Implementation:FMInference FlexLLMGen DeepSpeed AIO Perf Sweep
| Knowledge Sources | |
|---|---|
| Domains | Benchmarking, NVMe Storage, Performance Testing |
| Last Updated | 2026-02-09 12:00 GMT |
Overview
Python-based performance sweep harness that systematically benchmarks DeepSpeed's async I/O library across a combinatorial search space of configuration parameters.
Description
This script automates the process of finding optimal async I/O configurations for NVMe tensor swapping. It generates a combinatorial sweep across tunable parameters including block size, queue depth, overlap events mode, I/O parallelism, and single-submit mode. For each configuration point, it runs the underlying test_ds_aio.py benchmark script and captures performance results to structured log files.
The sweep is organized into two phases: a read sweep that creates a test file via dd and measures read throughput, and a write sweep that measures write throughput. Between each test, the system calls sync and optionally flushes the page cache (via sudo echo 1 > /proc/sys/vm/drop_caches) to ensure measurements reflect true storage device performance rather than cached data. Results are organized into a directory structure with descriptive log filenames encoding the configuration parameters.

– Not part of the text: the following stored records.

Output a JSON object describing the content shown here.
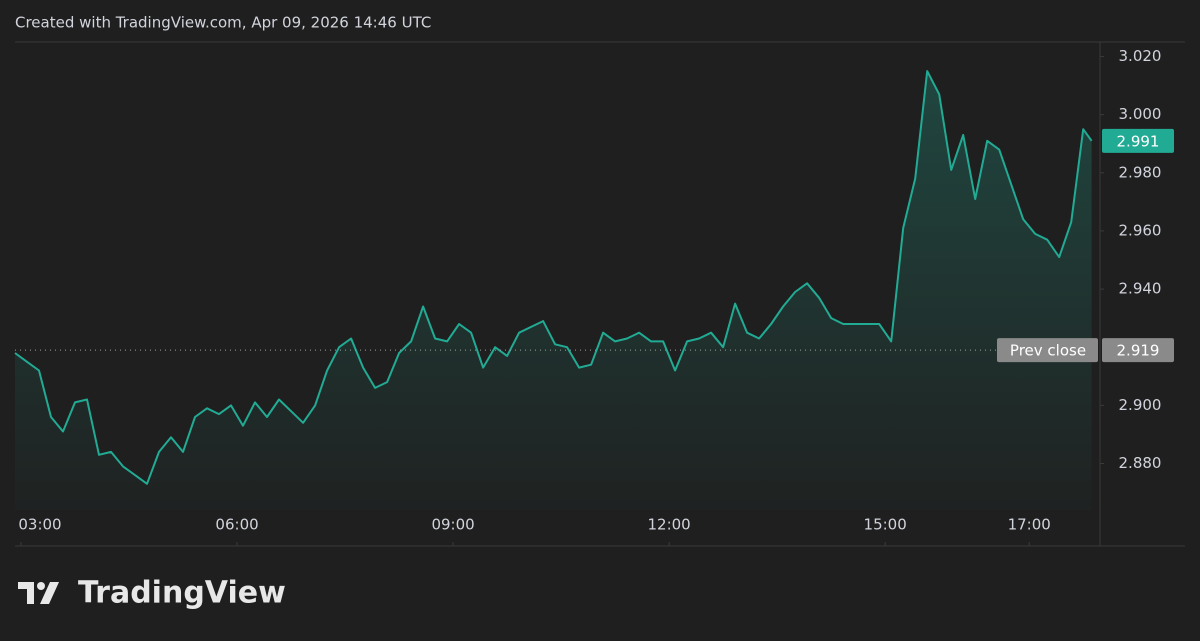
{
  "chart_data": {
    "type": "area",
    "caption": "Created with TradingView.com, Apr 09, 2026 14:46 UTC",
    "brand": "TradingView",
    "x": [
      "02:55",
      "03:05",
      "03:15",
      "03:25",
      "03:35",
      "03:45",
      "03:55",
      "04:05",
      "04:15",
      "04:25",
      "04:35",
      "04:45",
      "04:55",
      "05:05",
      "05:15",
      "05:25",
      "05:35",
      "05:45",
      "05:55",
      "06:05",
      "06:15",
      "06:25",
      "06:35",
      "06:45",
      "06:55",
      "07:05",
      "07:15",
      "07:25",
      "07:35",
      "07:45",
      "07:55",
      "08:05",
      "08:15",
      "08:25",
      "08:35",
      "08:45",
      "08:55",
      "09:05",
      "09:15",
      "09:25",
      "09:35",
      "09:45",
      "09:55",
      "10:05",
      "10:15",
      "10:25",
      "10:35",
      "10:45",
      "10:55",
      "11:05",
      "11:15",
      "11:25",
      "11:35",
      "11:45",
      "11:55",
      "12:05",
      "12:15",
      "12:25",
      "12:35",
      "12:45",
      "12:55",
      "13:05",
      "13:15",
      "13:25",
      "13:35",
      "13:45",
      "13:55",
      "14:05",
      "14:15",
      "14:25",
      "14:35",
      "14:45",
      "14:55",
      "15:05",
      "15:15",
      "15:25",
      "15:35",
      "15:45",
      "15:55",
      "16:05",
      "16:15",
      "16:25",
      "16:35",
      "16:45",
      "16:55",
      "17:05",
      "17:15",
      "17:25",
      "17:35",
      "17:45",
      "17:52"
    ],
    "series": [
      {
        "color": "#22ab94",
        "values": [
          2.918,
          2.915,
          2.912,
          2.896,
          2.891,
          2.901,
          2.902,
          2.883,
          2.884,
          2.879,
          2.876,
          2.873,
          2.884,
          2.889,
          2.884,
          2.896,
          2.899,
          2.897,
          2.9,
          2.893,
          2.901,
          2.896,
          2.902,
          2.898,
          2.894,
          2.9,
          2.912,
          2.92,
          2.923,
          2.913,
          2.906,
          2.908,
          2.918,
          2.922,
          2.934,
          2.923,
          2.922,
          2.928,
          2.925,
          2.913,
          2.92,
          2.917,
          2.925,
          2.927,
          2.929,
          2.921,
          2.92,
          2.913,
          2.914,
          2.925,
          2.922,
          2.923,
          2.925,
          2.922,
          2.922,
          2.912,
          2.922,
          2.923,
          2.925,
          2.92,
          2.935,
          2.925,
          2.923,
          2.928,
          2.934,
          2.939,
          2.942,
          2.937,
          2.93,
          2.928,
          2.928,
          2.928,
          2.928,
          2.922,
          2.961,
          2.978,
          3.015,
          3.007,
          2.981,
          2.993,
          2.971,
          2.991,
          2.988,
          2.976,
          2.964,
          2.959,
          2.957,
          2.951,
          2.963,
          2.995,
          2.991
        ]
      }
    ],
    "prev_close": 2.919,
    "prev_close_label": "Prev close",
    "xlim": [
      "02:55",
      "17:59"
    ],
    "xticks": [
      "03:00",
      "06:00",
      "09:00",
      "12:00",
      "15:00",
      "17:00"
    ],
    "ylim": [
      2.864,
      3.025
    ],
    "yticks": [
      {
        "value": 2.88,
        "label": "2.880"
      },
      {
        "value": 2.9,
        "label": "2.900"
      },
      {
        "value": 2.94,
        "label": "2.940"
      },
      {
        "value": 2.96,
        "label": "2.960"
      },
      {
        "value": 2.98,
        "label": "2.980"
      },
      {
        "value": 3.0,
        "label": "3.000"
      },
      {
        "value": 3.02,
        "label": "3.020"
      }
    ]
  }
}
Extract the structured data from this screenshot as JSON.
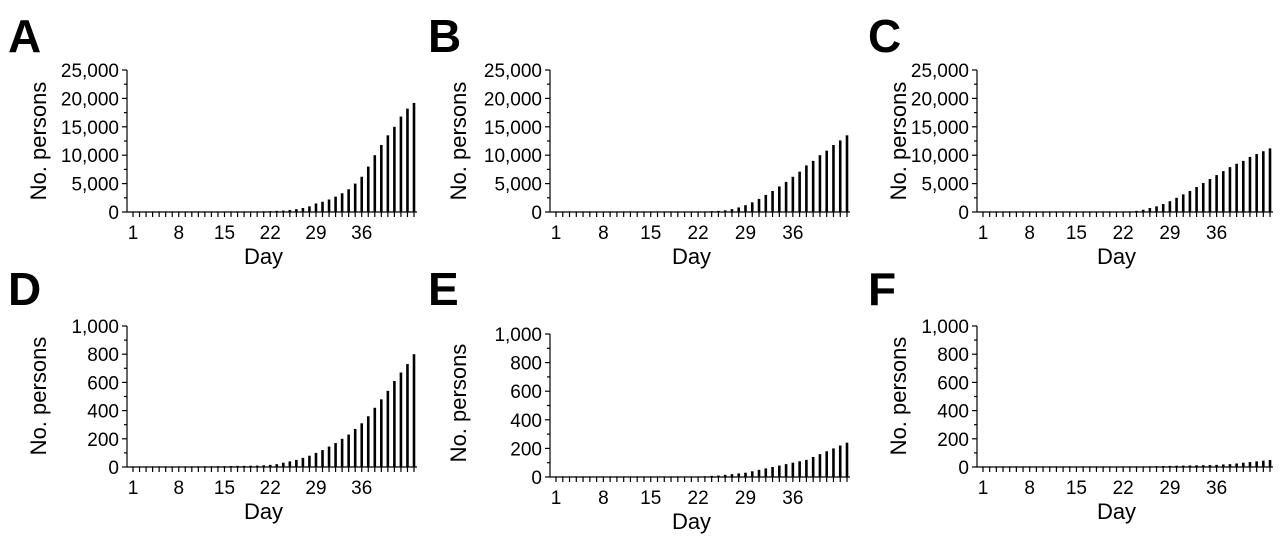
{
  "chart_data": [
    {
      "panel": "A",
      "type": "bar",
      "ylabel": "No. persons",
      "xlabel": "Day",
      "ylim": [
        0,
        25000
      ],
      "yticks": [
        "0",
        "5,000",
        "10,000",
        "15,000",
        "20,000",
        "25,000"
      ],
      "xticks": [
        "1",
        "8",
        "15",
        "22",
        "29",
        "36"
      ],
      "x": [
        1,
        2,
        3,
        4,
        5,
        6,
        7,
        8,
        9,
        10,
        11,
        12,
        13,
        14,
        15,
        16,
        17,
        18,
        19,
        20,
        21,
        22,
        23,
        24,
        25,
        26,
        27,
        28,
        29,
        30,
        31,
        32,
        33,
        34,
        35,
        36,
        37,
        38,
        39,
        40,
        41,
        42,
        43,
        44
      ],
      "values": [
        50,
        50,
        50,
        50,
        50,
        50,
        50,
        50,
        50,
        50,
        50,
        50,
        50,
        50,
        50,
        50,
        60,
        70,
        80,
        100,
        120,
        150,
        200,
        250,
        350,
        500,
        700,
        1000,
        1500,
        1800,
        2200,
        2700,
        3300,
        4000,
        5000,
        6200,
        8000,
        10000,
        11800,
        13500,
        15000,
        16800,
        18200,
        19200
      ]
    },
    {
      "panel": "B",
      "type": "bar",
      "ylabel": "No. persons",
      "xlabel": "Day",
      "ylim": [
        0,
        25000
      ],
      "yticks": [
        "0",
        "5,000",
        "10,000",
        "15,000",
        "20,000",
        "25,000"
      ],
      "xticks": [
        "1",
        "8",
        "15",
        "22",
        "29",
        "36"
      ],
      "x": [
        1,
        2,
        3,
        4,
        5,
        6,
        7,
        8,
        9,
        10,
        11,
        12,
        13,
        14,
        15,
        16,
        17,
        18,
        19,
        20,
        21,
        22,
        23,
        24,
        25,
        26,
        27,
        28,
        29,
        30,
        31,
        32,
        33,
        34,
        35,
        36,
        37,
        38,
        39,
        40,
        41,
        42,
        43,
        44
      ],
      "values": [
        50,
        50,
        50,
        50,
        50,
        50,
        50,
        50,
        50,
        50,
        50,
        50,
        50,
        50,
        50,
        50,
        50,
        50,
        50,
        50,
        60,
        80,
        100,
        150,
        200,
        300,
        500,
        800,
        1200,
        1700,
        2300,
        3000,
        3700,
        4500,
        5300,
        6200,
        7100,
        8200,
        9000,
        10000,
        10800,
        11800,
        12600,
        13500
      ]
    },
    {
      "panel": "C",
      "type": "bar",
      "ylabel": "No. persons",
      "xlabel": "Day",
      "ylim": [
        0,
        25000
      ],
      "yticks": [
        "0",
        "5,000",
        "10,000",
        "15,000",
        "20,000",
        "25,000"
      ],
      "xticks": [
        "1",
        "8",
        "15",
        "22",
        "29",
        "36"
      ],
      "x": [
        1,
        2,
        3,
        4,
        5,
        6,
        7,
        8,
        9,
        10,
        11,
        12,
        13,
        14,
        15,
        16,
        17,
        18,
        19,
        20,
        21,
        22,
        23,
        24,
        25,
        26,
        27,
        28,
        29,
        30,
        31,
        32,
        33,
        34,
        35,
        36,
        37,
        38,
        39,
        40,
        41,
        42,
        43,
        44
      ],
      "values": [
        50,
        50,
        50,
        50,
        50,
        50,
        50,
        50,
        50,
        50,
        50,
        50,
        50,
        50,
        50,
        50,
        50,
        50,
        50,
        50,
        50,
        50,
        100,
        200,
        400,
        700,
        1000,
        1400,
        1900,
        2500,
        3100,
        3700,
        4400,
        5100,
        5800,
        6500,
        7200,
        7900,
        8500,
        9000,
        9700,
        10200,
        10700,
        11200
      ]
    },
    {
      "panel": "D",
      "type": "bar",
      "ylabel": "No. persons",
      "xlabel": "Day",
      "ylim": [
        0,
        1000
      ],
      "yticks": [
        "0",
        "200",
        "400",
        "600",
        "800",
        "1,000"
      ],
      "xticks": [
        "1",
        "8",
        "15",
        "22",
        "29",
        "36"
      ],
      "x": [
        1,
        2,
        3,
        4,
        5,
        6,
        7,
        8,
        9,
        10,
        11,
        12,
        13,
        14,
        15,
        16,
        17,
        18,
        19,
        20,
        21,
        22,
        23,
        24,
        25,
        26,
        27,
        28,
        29,
        30,
        31,
        32,
        33,
        34,
        35,
        36,
        37,
        38,
        39,
        40,
        41,
        42,
        43,
        44
      ],
      "values": [
        2,
        2,
        2,
        2,
        2,
        2,
        3,
        3,
        3,
        4,
        4,
        5,
        5,
        6,
        6,
        7,
        8,
        8,
        9,
        10,
        12,
        15,
        20,
        30,
        40,
        50,
        65,
        80,
        100,
        120,
        145,
        170,
        200,
        230,
        270,
        310,
        360,
        420,
        480,
        540,
        610,
        670,
        730,
        800
      ]
    },
    {
      "panel": "E",
      "type": "bar",
      "ylabel": "No. persons",
      "xlabel": "Day",
      "ylim": [
        0,
        1000
      ],
      "yticks": [
        "0",
        "200",
        "400",
        "600",
        "800",
        "1,000"
      ],
      "xticks": [
        "1",
        "8",
        "15",
        "22",
        "29",
        "36"
      ],
      "x": [
        1,
        2,
        3,
        4,
        5,
        6,
        7,
        8,
        9,
        10,
        11,
        12,
        13,
        14,
        15,
        16,
        17,
        18,
        19,
        20,
        21,
        22,
        23,
        24,
        25,
        26,
        27,
        28,
        29,
        30,
        31,
        32,
        33,
        34,
        35,
        36,
        37,
        38,
        39,
        40,
        41,
        42,
        43,
        44
      ],
      "values": [
        2,
        2,
        2,
        2,
        2,
        2,
        2,
        2,
        2,
        2,
        2,
        2,
        2,
        2,
        2,
        2,
        2,
        2,
        2,
        2,
        2,
        2,
        5,
        8,
        10,
        15,
        20,
        25,
        30,
        40,
        50,
        60,
        70,
        80,
        90,
        100,
        110,
        120,
        140,
        160,
        180,
        200,
        220,
        240
      ]
    },
    {
      "panel": "F",
      "type": "bar",
      "ylabel": "No. persons",
      "xlabel": "Day",
      "ylim": [
        0,
        1000
      ],
      "yticks": [
        "0",
        "200",
        "400",
        "600",
        "800",
        "1,000"
      ],
      "xticks": [
        "1",
        "8",
        "15",
        "22",
        "29",
        "36"
      ],
      "x": [
        1,
        2,
        3,
        4,
        5,
        6,
        7,
        8,
        9,
        10,
        11,
        12,
        13,
        14,
        15,
        16,
        17,
        18,
        19,
        20,
        21,
        22,
        23,
        24,
        25,
        26,
        27,
        28,
        29,
        30,
        31,
        32,
        33,
        34,
        35,
        36,
        37,
        38,
        39,
        40,
        41,
        42,
        43,
        44
      ],
      "values": [
        1,
        1,
        1,
        1,
        1,
        1,
        1,
        1,
        1,
        1,
        1,
        1,
        1,
        1,
        1,
        1,
        1,
        1,
        1,
        1,
        1,
        1,
        2,
        3,
        4,
        5,
        6,
        7,
        8,
        9,
        10,
        11,
        12,
        13,
        14,
        15,
        18,
        20,
        25,
        30,
        35,
        40,
        45,
        50
      ]
    }
  ]
}
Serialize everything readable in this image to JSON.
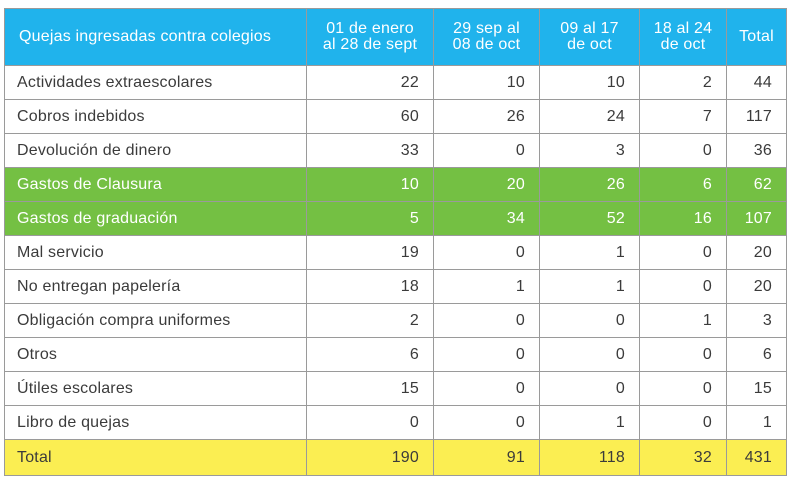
{
  "table": {
    "headers": [
      "Quejas ingresadas  contra colegios",
      "01 de enero al 28 de sept",
      "29 sep al 08 de oct",
      "09 al 17 de oct",
      "18 al 24 de oct",
      "Total"
    ],
    "rows": [
      {
        "label": "Actividades extraescolares",
        "values": [
          "22",
          "10",
          "10",
          "2",
          "44"
        ]
      },
      {
        "label": "Cobros indebidos",
        "values": [
          "60",
          "26",
          "24",
          "7",
          "117"
        ]
      },
      {
        "label": "Devolución de dinero",
        "values": [
          "33",
          "0",
          "3",
          "0",
          "36"
        ]
      },
      {
        "label": "Gastos de Clausura",
        "values": [
          "10",
          "20",
          "26",
          "6",
          "62"
        ]
      },
      {
        "label": "Gastos de graduación",
        "values": [
          "5",
          "34",
          "52",
          "16",
          "107"
        ]
      },
      {
        "label": "Mal servicio",
        "values": [
          "19",
          "0",
          "1",
          "0",
          "20"
        ]
      },
      {
        "label": "No entregan papelería",
        "values": [
          "18",
          "1",
          "1",
          "0",
          "20"
        ]
      },
      {
        "label": "Obligación compra uniformes",
        "values": [
          "2",
          "0",
          "0",
          "1",
          "3"
        ]
      },
      {
        "label": "Otros",
        "values": [
          "6",
          "0",
          "0",
          "0",
          "6"
        ]
      },
      {
        "label": "Útiles escolares",
        "values": [
          "15",
          "0",
          "0",
          "0",
          "15"
        ]
      },
      {
        "label": "Libro de quejas",
        "values": [
          "0",
          "0",
          "1",
          "0",
          "1"
        ]
      }
    ],
    "total": {
      "label": "Total",
      "values": [
        "190",
        "91",
        "118",
        "32",
        "431"
      ]
    }
  },
  "colors": {
    "header": "#20b3ec",
    "highlight_rows": "#74c043",
    "total_row": "#fbee52",
    "grid": "#9a9a9a"
  }
}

Key classes include Job (encapsulating a subprocess command with output redirection) and SweepConfig (managing the sweep parameter space, I/O size, and output directories).
Usage
Run this sweep to characterize NVMe I/O performance on a specific hardware configuration before deploying offloaded inference. The optimal parameters discovered by this sweep inform the AIO configuration used in DeepSpeed's ZeRO-Inference and FlexLLMGen's offloading pipeline.
Code Reference
Source Location
- Repository: FMInference_FlexLLMGen
- File: benchmark/third_party/DeepSpeed/csrc/aio/py_test/aio_bench_perf_sweep.py
- Lines: 1-396
Signature
def main():
"""Entry point: runs read and write performance sweeps."""
class Job(object):
def __init__(self, cmd_line, output_file=None, work_dir=None):
"""Encapsulates a subprocess command with optional output redirection."""
class SweepConfig(object):
def __init__(self, args):
"""Manages sweep parameters: nvme_dir, io_size, search_space, etc."""
def get_sweep_cmd_lines(sweep_config_dict):
"""Generates combinatorial command lines from sweep parameter space."""
def run_read_sweep(sweep_config, flush_cache_job, sync_job, cmd_lines):
"""Executes read performance sweep with page cache flushing."""
def run_write_sweep(sweep_config, flush_cache_job, sync_job, cmd_lines):
"""Executes write performance sweep."""
Import
# Standalone script. Run from the DeepSpeed AIO py_test directory:
# python aio_bench_perf_sweep.py --nvme_dir /mnt/nvme/test
I/O Contract
Inputs
| Name | Type | Required | Description |
|---|---|---|---|
| --nvme_dir | str | Yes | Writable directory on an NVMe device for I/O tests |
| --sweep_config | str | No | JSON file specifying the parameter search space (defaults to built-in config) |
| --io_size | str | No (default: 400M) | Total bytes to read/write per test point |
| --no_read | flag | No | Disable read performance measurements |
| --no_write | flag | No | Disable write performance measurements |
| --no_sudo | flag | No | Skip page cache flushing (may inflate read speeds) |
| --log_dir | str | No (default: aio_perf_sweep) | Output directory for performance log files |
| --loops | int | No (default: 1) | Number of repetitions per configuration point |
Outputs
| Name | Type | Description |
|---|---|---|
| log files | text files | One log per configuration point, with filenames encoding parameters (e.g., read_single_overlap_d16_bs256K.txt)
|
| stdout | text | Progress messages and executed command lines |
Usage Examples
# Basic sweep with default configuration
python aio_bench_perf_sweep.py --nvme_dir /mnt/nvme/test_io
# Custom sweep with larger I/O size and multiple loops
python aio_bench_perf_sweep.py \
--nvme_dir /mnt/nvme/test_io \
--io_size 1G \
--loops 3 \
--log_dir /results/aio_perf
# Write-only sweep without sudo (no cache flushing)
python aio_bench_perf_sweep.py \
--nvme_dir /mnt/nvme/test_io \
--no_read \
--no_sudo
# Custom parameter space via JSON config
# sweep_config.json:
# {
# "block_size": ["128K", "256K", "512K", "1M"],
# "queue_depth": [4, 8, 16, 32, 64],
# "overlap_events": [true, false],
# "io_parallel": [1, 2, 4, 8],
# "single_submit": [false]
# }
python aio_bench_perf_sweep.py \
--nvme_dir /mnt/nvme/test_io \
--sweep_config sweep_config.json